Bigon: "Con l'Udinese contatti per Inler. Se son rose, fioriranno ..."

Il ds del Napoli, Riccardo Bigon, è intervenuto ai microfoni di "Marte Sport Live" su Radio Marte, rilasciando alcune dichiarazioni all'indomani della gara del Meazza. Ecco quanto evidenziato da Tutto Napoli: “La sconfitta non ci ridimensiona. Intendiamo fare sempre meglio consapevoli di tutte le difficoltà e di tutte le risorse che ci ritroviamo. In questi mesi non ci siamo mai esaltati dopo vittorie importanti e nemmeno stavolta penseremo a deprimerci. L'Inter è club di grossi campioni. Nel primo tempo, abbiamo tenuto testa agli avversari rischiando addirittura il vantaggio, poi però sui piazzati ci siamo un po' persi. Hanno fatto loro il possesso della palla, cominciando a farla girare con gli ottimi palleggiatori di cui dispongono. Nulla cambia sotto il profilo degli obiettivi. A me non piace fermarmi a guardare cosa sta succedendo oggi. Vogliamo cominciare a rappresentare una realtà importante, non soltanto in ambito nazionale. Ci stiamo riuscendo mi pare. Tutta l’organizzazione aziendale, dalla tecnica alla dirigenziale, è fiduciosa di ripartire, magari già da domenica, con il passo giusto".

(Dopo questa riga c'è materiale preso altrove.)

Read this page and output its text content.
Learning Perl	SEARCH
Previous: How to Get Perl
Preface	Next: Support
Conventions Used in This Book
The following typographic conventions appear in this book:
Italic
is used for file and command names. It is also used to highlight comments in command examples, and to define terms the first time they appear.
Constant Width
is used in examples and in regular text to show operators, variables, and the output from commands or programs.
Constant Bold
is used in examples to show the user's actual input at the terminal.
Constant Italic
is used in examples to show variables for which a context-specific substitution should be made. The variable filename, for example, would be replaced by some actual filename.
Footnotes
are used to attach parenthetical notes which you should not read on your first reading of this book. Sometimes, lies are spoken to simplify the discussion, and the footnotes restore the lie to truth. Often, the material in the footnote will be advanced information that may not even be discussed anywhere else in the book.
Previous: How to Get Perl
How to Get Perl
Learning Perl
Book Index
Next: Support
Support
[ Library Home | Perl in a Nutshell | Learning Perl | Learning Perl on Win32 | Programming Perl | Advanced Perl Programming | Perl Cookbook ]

Tutto esaurito al San Paolo per la supersfida con la Juventus: “Sarà una partita densa di significati. L’ultimo turno non ha sorriso a nessuna delle due contendenti. Le aspettative sono alte e gli entusiasmi alle stelle. Questa grande affluenza allo stadio dimostra quanto la gente apprezzi il nostro modo di applicazione”. 

Quagliarella si rompe il crociato, per lui stagione finita: “Ieri ho parlato con il suo agente nell’attesa degli esiti di questi esami. Tutti speravamo che la situazione non fosse così grave. A nome della Società tutta, faccio a Fabio i migliori auguri di una pronta guarigione. Conoscendolo, sono sicuro che il ragazzo ne verrà fuori più forte di prima”. 

L'argomento caldo è il mercato: “Finora non si son viste operazioni importanti, eccezion fatta per Cassano e Ranocchia. Si parla tanto, ma si fa molto poco. La sessione invernale serve per riparare a quelle piccole risposte che non arrivano. Noi non ne abbiamo avute di così eclatanti. Voglio dare a questa rosa i giusti meriti. E’ da un anno e più che trascinano la squadra nelle zone calde della classifica. Stanno dando veramente tutto".
Si pensa ancora ad un difensore centrale di piede sinistro, ci sono sorprese?: “Non credo sia il caso parlare di sorprese. Qui non siamo al mercatino dell’usato dove saltano fuori occasioni da ogni dove. Dietro c’è un bel lavoro da portare avanti. Non è che si debba andare necessariamente in cerca di nomi esotici. Numericamente parlando, siamo messi bene. Se dovessimo prendere qualcuno, sarà solo per migliorare la rosa. Andremo a chiudere solo quelle operazioni che riteniamo sensate. La nostra è una squadra di alto livello. Conviene andare ad integrare uno o due tasselli importanti".
E di Inler che ci dice?: “Leggo i giornali ed effettivamente se ne parla tanto. Nel caso specifico posso dire che c’è stata una chiacchierata da parte dell’Udinese nei nostri confronti per sondare se fosse ancora vivo l’interesse che avevamo manifestato quest’estate. Ciò però non significa che la trattativa sia andata in porto. C’è un ottimo rapporto tra le due Società. Se son rose, fioriranno”. 

Dovesse essere ceduto Dumitru in prestito, ci saranno movimenti in entrata per rafforzare il reparto offensivo?: “I tempi non li detto io. Affrettare le cose vuol dire pagare molto di più. Siamo attenti e vigili sul mercato. Per il momento prendere un'altra punta non è una nostra priorità”.

martedì 28 dicembre 2010

Bigon: "Onorato del premio. Operiamo sul mercato in silenzio. Santacroce? Vedremo cosa accadrà"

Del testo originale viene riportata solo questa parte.